Research participant recruitment is often fraught with obstacles. Poor response rates can reduce statistical power, threaten both internal and external validity, and increase study costs and duration. Military personnel are socialized to a specific set of laws, norms, traditions, and values; their willingness to participate in research may differ from civilians. The aims of this study were to better understand the views of United States (US) Veterans who served in Operation Enduring Freedom (OEF)/ Operation Iraqi Freedom (OIF) on research and motivators for participating in research to inform recruitment for a planned observational study of respiratory health in OEF/OIF Veterans.
We conducted 10 focus groups in a purposive sample of OEF/OIF Veterans (n =?89) in five US cities in 2015. Key topics included: reasons for participating or declining to participate in health-related research, logistics around study recruitment and conduct, compensation, written materials, and information sharing preferences for study results. Two authors independently coded the data using template analysis.
Participants identified three criteria that motivated a decision to participate in health-related research: 1) adequate compensation, 2) desire to help other Veterans, and 3) significance and relevance of the research topic. For many, both sufficient compensation and a sense that the study would help other Veterans were critical. The importance of transparency arose as a key theme; Veterans communicated that vague language about study aims or procedures engendered distrust. Lastly, participants expressed a desire for studies to communicate results of their specific health tests, as well as overall study findings, back to research participants.
OEF/OIF Veterans described trust, transparent communication, and respect as essential characteristics of research in which they would be willing to participate.

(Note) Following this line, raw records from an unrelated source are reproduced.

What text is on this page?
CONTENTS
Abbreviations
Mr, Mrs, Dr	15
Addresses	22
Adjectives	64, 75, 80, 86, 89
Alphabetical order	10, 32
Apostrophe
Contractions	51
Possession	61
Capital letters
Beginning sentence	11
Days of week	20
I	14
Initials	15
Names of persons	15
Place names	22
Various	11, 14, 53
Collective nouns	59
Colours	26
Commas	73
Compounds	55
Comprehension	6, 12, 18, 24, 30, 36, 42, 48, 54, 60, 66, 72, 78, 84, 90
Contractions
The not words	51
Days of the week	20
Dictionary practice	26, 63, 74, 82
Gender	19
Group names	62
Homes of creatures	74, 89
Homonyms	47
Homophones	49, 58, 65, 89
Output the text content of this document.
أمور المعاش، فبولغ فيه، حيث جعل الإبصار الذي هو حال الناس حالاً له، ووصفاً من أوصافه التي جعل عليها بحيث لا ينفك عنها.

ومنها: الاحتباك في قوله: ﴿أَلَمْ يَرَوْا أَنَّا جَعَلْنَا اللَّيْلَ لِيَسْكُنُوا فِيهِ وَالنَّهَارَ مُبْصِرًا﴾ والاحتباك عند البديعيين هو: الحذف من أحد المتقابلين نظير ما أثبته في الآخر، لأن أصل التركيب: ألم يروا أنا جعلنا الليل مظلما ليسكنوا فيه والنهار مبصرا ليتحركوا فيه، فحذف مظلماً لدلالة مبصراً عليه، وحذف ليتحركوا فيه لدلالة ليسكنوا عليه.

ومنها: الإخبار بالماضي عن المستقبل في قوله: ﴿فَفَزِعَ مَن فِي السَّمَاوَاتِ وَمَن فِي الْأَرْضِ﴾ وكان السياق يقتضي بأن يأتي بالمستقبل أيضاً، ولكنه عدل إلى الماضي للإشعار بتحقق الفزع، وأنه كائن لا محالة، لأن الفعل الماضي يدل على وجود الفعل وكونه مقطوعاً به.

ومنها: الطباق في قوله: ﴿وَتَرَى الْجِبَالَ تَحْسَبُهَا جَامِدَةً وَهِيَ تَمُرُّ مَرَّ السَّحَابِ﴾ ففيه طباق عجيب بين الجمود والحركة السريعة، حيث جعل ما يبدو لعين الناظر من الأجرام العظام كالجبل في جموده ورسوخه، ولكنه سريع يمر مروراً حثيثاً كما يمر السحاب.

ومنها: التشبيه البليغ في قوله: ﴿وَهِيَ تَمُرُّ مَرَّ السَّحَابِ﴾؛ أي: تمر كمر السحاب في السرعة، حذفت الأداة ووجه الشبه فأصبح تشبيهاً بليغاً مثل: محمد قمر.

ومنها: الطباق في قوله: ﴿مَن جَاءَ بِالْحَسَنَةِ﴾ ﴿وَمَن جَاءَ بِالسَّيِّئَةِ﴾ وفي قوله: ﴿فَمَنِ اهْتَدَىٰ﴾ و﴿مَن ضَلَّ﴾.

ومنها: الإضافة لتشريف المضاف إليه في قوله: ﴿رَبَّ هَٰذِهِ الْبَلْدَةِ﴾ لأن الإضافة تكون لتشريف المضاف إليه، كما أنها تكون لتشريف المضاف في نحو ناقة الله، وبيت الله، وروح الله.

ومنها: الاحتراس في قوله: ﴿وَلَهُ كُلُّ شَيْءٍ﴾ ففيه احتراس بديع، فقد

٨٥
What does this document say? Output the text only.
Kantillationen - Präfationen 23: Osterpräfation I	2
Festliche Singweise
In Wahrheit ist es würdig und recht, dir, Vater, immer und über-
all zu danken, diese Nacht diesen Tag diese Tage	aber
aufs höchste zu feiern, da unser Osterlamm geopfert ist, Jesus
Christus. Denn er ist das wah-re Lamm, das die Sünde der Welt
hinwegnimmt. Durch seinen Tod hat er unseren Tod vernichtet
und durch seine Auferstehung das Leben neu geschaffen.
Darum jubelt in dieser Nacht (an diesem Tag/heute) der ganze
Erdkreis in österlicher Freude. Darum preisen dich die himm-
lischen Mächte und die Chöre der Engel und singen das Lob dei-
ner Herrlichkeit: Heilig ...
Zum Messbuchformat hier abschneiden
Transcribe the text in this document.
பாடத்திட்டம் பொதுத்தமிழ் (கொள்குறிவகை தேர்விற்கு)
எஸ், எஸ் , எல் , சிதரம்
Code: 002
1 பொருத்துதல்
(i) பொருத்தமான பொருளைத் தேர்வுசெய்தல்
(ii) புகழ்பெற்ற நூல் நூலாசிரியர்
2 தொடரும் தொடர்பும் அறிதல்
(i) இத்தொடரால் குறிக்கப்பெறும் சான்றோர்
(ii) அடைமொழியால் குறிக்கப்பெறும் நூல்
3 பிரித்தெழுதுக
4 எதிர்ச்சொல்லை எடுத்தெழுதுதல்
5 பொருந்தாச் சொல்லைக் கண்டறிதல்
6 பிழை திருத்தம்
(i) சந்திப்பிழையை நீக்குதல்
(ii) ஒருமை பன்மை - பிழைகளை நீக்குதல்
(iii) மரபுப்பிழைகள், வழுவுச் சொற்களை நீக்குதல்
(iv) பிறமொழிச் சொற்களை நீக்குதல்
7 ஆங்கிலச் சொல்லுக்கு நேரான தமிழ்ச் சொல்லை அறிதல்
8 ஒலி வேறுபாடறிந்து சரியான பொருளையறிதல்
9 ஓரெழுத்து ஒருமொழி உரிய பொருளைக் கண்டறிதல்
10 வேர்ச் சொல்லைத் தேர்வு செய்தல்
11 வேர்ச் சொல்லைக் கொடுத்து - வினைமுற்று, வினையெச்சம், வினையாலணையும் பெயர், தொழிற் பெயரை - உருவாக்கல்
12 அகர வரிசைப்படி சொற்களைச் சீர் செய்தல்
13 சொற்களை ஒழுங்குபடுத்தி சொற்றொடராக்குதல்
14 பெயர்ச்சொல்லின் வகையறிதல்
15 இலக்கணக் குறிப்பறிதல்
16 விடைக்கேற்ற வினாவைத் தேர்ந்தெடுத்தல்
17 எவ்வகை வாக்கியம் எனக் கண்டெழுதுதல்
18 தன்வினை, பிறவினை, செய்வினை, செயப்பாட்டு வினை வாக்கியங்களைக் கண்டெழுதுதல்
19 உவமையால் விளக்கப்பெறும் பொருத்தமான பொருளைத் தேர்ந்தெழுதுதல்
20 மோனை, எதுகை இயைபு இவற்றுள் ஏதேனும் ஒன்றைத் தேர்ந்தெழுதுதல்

Additional studies are needed to determine whether our results generalize to other US Veterans; nevertheless, our results highlight precepts that have been reported as important for recruitment in other populations. Researchers may benefit from using community-engaged research methods to seek feedback on recruitment materials and strategies prior to initiating research. For costly studies targeting a large sample (i.e. in the thousands), it may be important to test a variety of recruitment strategies.